Energy management based on overarching objectives
Summit led a large dine-in restaurant chain through the process of devising an energy management strategy aligned with the company’s main goals and objectives. Summit Energy used this customized strategy to guide energy procurement and energy risk management activities, resulting in more than $1 million in savings.
Regional Market Intelligence Influences Results: A centralized, strategic approach to managing energy is critical for companies seeking to mitigate energy volatility and manage price risk. The requirements for such a strategy include a disciplined process, adequate resources and timely market intelligence. In extremely volatile energy markets, such as Texas, regional expertise and in-depth understanding of pricing options also are crucial for developing the most effective strategy.
SITUATION
A restaurant company operating 1,200 locations with seven different “concepts” in North America and 14 other countries, was unsure about its corporate risk tolerance and the relationship to overall corporate goals and objectives. To complicate matters, the company had a large concentration of sites consuming more than 30 million kWh annually in one of the most volatile commodity markets in the world, Texas. The volatility in the state combined with deregulated power regions resulted in many different pricing options for the restaurant company, including Heat Rate products.
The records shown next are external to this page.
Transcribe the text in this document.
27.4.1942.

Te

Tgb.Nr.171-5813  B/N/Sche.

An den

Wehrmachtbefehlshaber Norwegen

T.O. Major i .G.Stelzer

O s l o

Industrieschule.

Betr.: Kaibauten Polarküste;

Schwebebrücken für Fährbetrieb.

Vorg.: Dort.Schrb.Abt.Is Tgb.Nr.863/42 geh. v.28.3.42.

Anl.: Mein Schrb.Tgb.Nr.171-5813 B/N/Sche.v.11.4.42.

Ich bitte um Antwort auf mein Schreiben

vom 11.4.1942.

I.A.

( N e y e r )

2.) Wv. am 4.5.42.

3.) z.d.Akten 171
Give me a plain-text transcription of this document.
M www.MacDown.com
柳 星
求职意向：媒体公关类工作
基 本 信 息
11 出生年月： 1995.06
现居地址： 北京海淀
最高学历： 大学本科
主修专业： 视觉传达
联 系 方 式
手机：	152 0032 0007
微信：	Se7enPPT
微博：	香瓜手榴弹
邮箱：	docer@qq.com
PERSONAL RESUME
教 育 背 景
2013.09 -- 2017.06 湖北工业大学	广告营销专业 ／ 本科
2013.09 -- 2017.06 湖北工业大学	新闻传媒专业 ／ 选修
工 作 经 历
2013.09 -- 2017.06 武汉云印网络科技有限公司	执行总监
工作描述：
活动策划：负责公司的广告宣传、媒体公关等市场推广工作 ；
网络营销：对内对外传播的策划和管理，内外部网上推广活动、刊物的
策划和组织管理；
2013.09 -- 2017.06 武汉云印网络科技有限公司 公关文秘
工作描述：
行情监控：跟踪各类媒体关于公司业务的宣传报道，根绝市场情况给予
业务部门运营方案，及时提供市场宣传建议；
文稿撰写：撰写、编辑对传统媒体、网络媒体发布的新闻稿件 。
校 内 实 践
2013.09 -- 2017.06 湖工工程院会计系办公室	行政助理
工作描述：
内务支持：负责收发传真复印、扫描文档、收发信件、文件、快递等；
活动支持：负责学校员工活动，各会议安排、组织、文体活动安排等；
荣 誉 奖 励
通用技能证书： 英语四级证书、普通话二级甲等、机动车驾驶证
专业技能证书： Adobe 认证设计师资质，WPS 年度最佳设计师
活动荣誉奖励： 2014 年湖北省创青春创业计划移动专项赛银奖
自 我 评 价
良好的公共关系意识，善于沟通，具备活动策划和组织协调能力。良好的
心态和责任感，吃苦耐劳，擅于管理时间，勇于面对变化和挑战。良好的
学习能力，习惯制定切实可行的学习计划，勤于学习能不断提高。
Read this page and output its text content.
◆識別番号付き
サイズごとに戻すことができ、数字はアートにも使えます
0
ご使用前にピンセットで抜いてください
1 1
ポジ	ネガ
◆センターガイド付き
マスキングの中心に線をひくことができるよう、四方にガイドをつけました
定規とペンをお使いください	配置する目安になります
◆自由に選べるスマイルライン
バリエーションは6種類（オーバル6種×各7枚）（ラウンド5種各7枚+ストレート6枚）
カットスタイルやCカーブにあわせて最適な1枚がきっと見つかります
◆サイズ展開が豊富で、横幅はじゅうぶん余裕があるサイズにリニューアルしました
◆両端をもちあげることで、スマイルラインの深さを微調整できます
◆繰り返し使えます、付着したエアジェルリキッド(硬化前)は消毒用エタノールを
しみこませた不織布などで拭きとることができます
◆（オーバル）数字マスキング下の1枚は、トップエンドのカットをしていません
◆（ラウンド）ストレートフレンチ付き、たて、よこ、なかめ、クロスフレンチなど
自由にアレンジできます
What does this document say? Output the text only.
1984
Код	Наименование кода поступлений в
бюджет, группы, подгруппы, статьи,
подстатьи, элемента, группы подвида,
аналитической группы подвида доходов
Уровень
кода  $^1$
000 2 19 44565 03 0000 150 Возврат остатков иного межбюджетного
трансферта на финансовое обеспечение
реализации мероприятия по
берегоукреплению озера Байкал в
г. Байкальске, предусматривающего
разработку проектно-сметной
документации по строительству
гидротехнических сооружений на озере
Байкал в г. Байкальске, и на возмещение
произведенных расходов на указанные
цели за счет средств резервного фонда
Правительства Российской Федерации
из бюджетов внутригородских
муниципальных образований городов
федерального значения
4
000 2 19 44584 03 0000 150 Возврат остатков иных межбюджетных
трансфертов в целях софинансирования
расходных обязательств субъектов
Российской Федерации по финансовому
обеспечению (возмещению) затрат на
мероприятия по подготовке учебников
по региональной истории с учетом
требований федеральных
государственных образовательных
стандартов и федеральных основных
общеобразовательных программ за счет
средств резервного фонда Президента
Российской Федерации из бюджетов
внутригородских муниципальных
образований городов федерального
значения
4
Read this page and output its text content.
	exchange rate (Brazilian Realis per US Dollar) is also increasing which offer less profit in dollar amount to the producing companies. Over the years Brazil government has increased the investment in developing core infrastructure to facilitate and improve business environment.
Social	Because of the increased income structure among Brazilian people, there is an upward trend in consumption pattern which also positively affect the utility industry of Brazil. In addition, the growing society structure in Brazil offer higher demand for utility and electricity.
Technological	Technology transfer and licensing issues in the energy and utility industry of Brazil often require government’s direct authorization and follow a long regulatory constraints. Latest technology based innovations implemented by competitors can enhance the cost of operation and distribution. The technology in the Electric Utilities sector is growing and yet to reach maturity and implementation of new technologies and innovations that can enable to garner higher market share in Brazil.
Before partnering with Summit Energy, the restaurant company had entered into a power market agreement that put them at risk in a volatile, 15-minute interval-settled market. In the wake of Hurricanes Rita and Katrina, the regional Texas power Index settled extremely high, making the rising energy costs a critical issue for the Texas-based restaurants.
LEADERSHIP
Summit Energy began by leading the large dine-in restaurant chain through the process of determining its energy goals and objectives and defining the company’s risk tolerance level. Summit also helped the chain articulate the corporate goal as it applied to specific energy markets: Limit the restaurants’ exposure to price volatility, yet maintain a competitive price advantage in the marketplace.
Based on the defined risk profile, it became apparent that the restaurant chain’s Texas contract assumed more risk than the company believed appropriate. Summit negotiated a more conservative electric power pricing approach for the remainder of the term of the original contract while preparing for a more strategic power purchase.
Drawing on its regional market expertise, Summit identified the most opportune time to purchase power for the following year. With a clear understanding of the client’s energy goals, Summit recommended a Heat Rate product more suited to the company’s aim to lower the exposure to market volatility while still taking advantage of competitive pricing. Heat Rate products allow buyers to fix or float electricity costs in relation to natural gas prices.
RESULTS
The recommended strategy allowed the restaurant company to lower energy costs in Texas through strategically fixing the natural gas price component of the Heat Rate throughout the year.
Through its focus on the restaurant company’s objectives, Summit was able to secure electric power contracts that resulted in both a significant cost reduction and an effective risk management strategy. As a result of these and other efforts, Summit guided the dine-in chain to more than $1.1 million in hard dollar savings in a two-year period.